I just took these photos of there gigantic slow moving Alien Spacecraft Northeast of the Olympic Mountains now about 50 miles NW of Seattle. These photos were taken just a half an hour ago
I just looked and again they're still hovering out there!
Sunset and still none of them have landed.
Altocumulus Standing Lenticular Clouds
Known as Altocumulus Standing Lenticular (ACSL) or Altocumulus Standing Lenticularis clouds, they are associated with waves in the atmosphere that develop when relatively stable, fast moving air is forced up and over a topographic barrier that is oriented more or less perpendicular to the direction from which the upper-level wind is blowing. This deflection creates a gravity wave downwind of the topographic barrier not unlike a wave you might generate by throwing a pebble into a pond. When sufficient moisture is present above mountain-top level, ACSL clouds develop within the crest of these mountain waves where the air is rising. ACSL clouds are continually developing and dissipating in the vicinity of the wave's crest and immediately downwind of the crest, respectively. That is why they appear to remain stationary (hence the name) even though winds are swiftly (sometimes very swiftly) moving through the entire cloud. They are most often seen in the winter or spring when winds aloft are typically the strongest. A more thorough discussion of mountain waves is available here.

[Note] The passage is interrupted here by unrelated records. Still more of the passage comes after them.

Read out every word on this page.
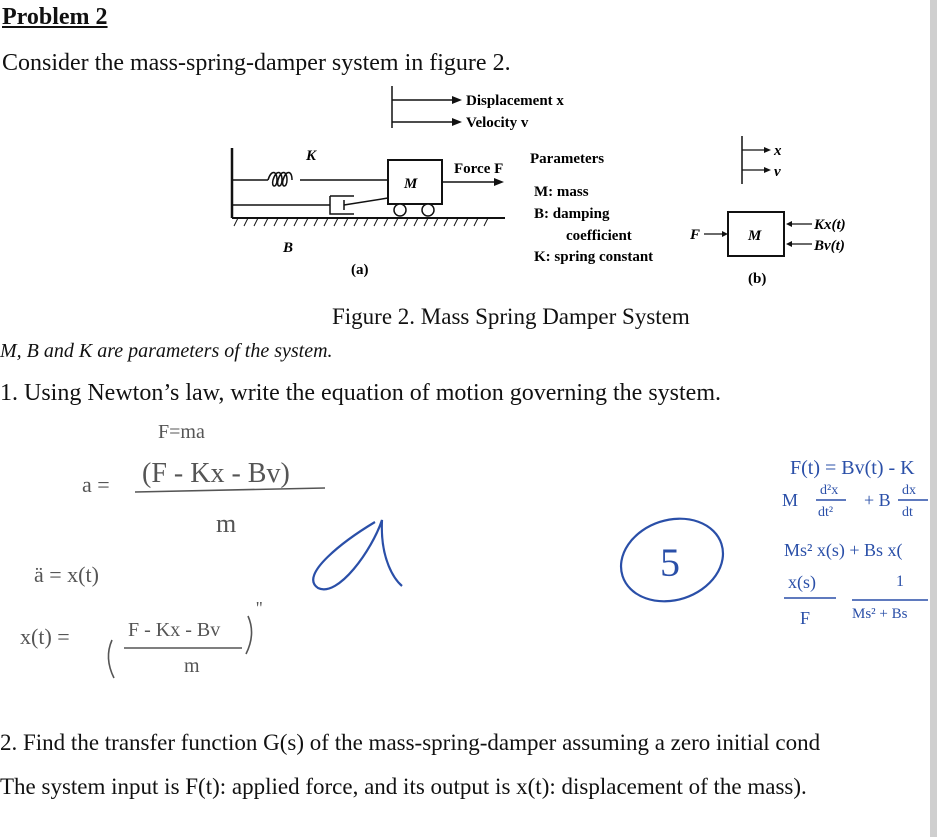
Problem 2
Consider the mass-spring-damper system in figure 2.
Displacement x
Velocity v
K
B
M
Force F
(a)
Parameters
M: mass
B: damping
coefficient
K: spring constant
x
v
F	M
Kx(t)
Bv(t)
(b)
F=ma
a = (F - Kx - Bv)
m
ä = x(t)
x(t) =	F - Kx - Bv
m
''
5
F(t) = Bv(t) - K
M d²x
dt²
+ B dx
dt
Ms² x(s) + Bs x(
x(s)
F
1
Ms² + Bs
Figure 2. Mass Spring Damper System
M, B and K are parameters of the system.
1. Using Newton’s law, write the equation of motion governing the system.
2. Find the transfer function G(s) of the mass-spring-damper assuming a zero initial cond
The system input is F(t): applied force, and its output is x(t): displacement of the mass).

When aircraft encounter a mountain wave, severe turbulence is often the result. The most telling clue that a mountain wave exists is the presence of ACSL clouds. But when the air is too dry to support cloud development, pilots and others may be unaware that a mountain wave and potentially severe turbulence exists. So while visually striking and appealing to photographers, ACSL may not be a welcome sight to those in the aviation community. Additionally, strong and gusty surface winds may be encountered particularly in the lee of the mountain barrier.